Pain, prayer, poetry: An interview with Christian Wiman

“For decades there has been a premium on language as subject,” says poet Christian Wiman. But recently poets are “trying to find some way of speaking of ‘ultimate things’ with some sort of credibility.”

CHRISTIAN WIMAN is a poet and editor of Poetry magazine in Chicago. His most recent book of poems, Every Riven Thing, was published last fall by Farrar, Straus and Giroux.

Why did you become a poet?
Some existential glitch in my brain, I guess—some soul-wound, some little abyss at birth. You look up one day to find that you're addicted to playing with language and that the glitches and wounds and abysses of your brain seem to be soothed by that. You never really become a poet, though. It's an ideal definition, always as elusive as the next poem.

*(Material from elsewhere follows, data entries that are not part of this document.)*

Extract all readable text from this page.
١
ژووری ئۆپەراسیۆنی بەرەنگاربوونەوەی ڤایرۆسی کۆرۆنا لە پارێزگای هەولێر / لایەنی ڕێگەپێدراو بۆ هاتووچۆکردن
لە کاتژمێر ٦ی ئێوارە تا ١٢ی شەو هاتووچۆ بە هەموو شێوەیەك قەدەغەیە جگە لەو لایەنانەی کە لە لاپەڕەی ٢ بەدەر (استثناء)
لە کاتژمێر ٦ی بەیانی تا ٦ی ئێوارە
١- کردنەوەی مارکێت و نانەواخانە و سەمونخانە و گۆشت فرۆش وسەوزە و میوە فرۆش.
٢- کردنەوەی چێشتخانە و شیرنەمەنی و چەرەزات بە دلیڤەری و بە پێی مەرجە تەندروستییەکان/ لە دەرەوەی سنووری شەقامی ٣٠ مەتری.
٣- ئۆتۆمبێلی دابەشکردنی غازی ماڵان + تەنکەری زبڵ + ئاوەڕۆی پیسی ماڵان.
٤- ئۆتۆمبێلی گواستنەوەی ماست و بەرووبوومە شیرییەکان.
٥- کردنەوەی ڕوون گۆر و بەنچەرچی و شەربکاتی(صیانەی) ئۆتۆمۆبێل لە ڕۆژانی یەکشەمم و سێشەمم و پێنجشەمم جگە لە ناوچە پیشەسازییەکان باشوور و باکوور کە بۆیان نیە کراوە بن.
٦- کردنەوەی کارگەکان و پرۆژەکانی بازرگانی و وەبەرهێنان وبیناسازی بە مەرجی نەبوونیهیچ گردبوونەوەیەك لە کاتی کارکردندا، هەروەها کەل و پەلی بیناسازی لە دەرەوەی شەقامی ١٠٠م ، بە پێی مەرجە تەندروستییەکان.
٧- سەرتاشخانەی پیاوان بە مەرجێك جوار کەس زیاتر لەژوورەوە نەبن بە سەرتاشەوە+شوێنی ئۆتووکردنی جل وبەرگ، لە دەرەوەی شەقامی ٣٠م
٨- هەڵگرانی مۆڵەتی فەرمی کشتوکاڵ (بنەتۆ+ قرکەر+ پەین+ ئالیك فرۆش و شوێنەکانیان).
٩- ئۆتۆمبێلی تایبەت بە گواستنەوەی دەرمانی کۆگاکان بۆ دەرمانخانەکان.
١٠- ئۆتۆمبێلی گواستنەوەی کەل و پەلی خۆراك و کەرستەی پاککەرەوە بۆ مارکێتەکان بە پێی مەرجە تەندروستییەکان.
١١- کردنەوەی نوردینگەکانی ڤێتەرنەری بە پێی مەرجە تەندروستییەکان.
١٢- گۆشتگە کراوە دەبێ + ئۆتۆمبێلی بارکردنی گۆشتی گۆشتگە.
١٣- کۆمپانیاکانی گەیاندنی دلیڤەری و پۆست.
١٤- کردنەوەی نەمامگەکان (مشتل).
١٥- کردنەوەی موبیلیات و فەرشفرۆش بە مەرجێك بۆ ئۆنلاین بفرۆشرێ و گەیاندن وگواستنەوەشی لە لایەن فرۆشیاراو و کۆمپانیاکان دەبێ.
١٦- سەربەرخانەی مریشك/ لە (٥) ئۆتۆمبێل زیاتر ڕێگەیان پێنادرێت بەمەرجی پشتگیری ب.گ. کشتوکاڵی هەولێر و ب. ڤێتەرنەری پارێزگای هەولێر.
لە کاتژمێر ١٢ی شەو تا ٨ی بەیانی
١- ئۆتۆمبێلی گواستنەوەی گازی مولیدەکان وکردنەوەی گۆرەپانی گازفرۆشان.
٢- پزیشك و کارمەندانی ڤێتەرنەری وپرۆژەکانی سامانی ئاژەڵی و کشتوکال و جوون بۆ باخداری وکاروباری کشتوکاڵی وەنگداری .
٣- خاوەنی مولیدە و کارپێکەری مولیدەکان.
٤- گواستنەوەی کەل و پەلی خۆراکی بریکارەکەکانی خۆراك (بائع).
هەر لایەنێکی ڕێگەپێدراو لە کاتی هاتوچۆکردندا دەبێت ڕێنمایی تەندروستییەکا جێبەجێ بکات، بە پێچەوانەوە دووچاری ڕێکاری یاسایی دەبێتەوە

What about your background—growing up in Texas, for example—helped you in the process of becoming a poet and what hindered you?
It was great to grow up in a storytelling culture, and in one that was, at least then, still so close to the earth. It had an intellectual rift between heaven and earth, body and spirit, and it took me a long time to get past that (maybe I'm still not completely past it). And maybe I'd have benefited from having a few books in the house. But overall I'd say that the flatlands of west Texas are as good a place as any to become a poet.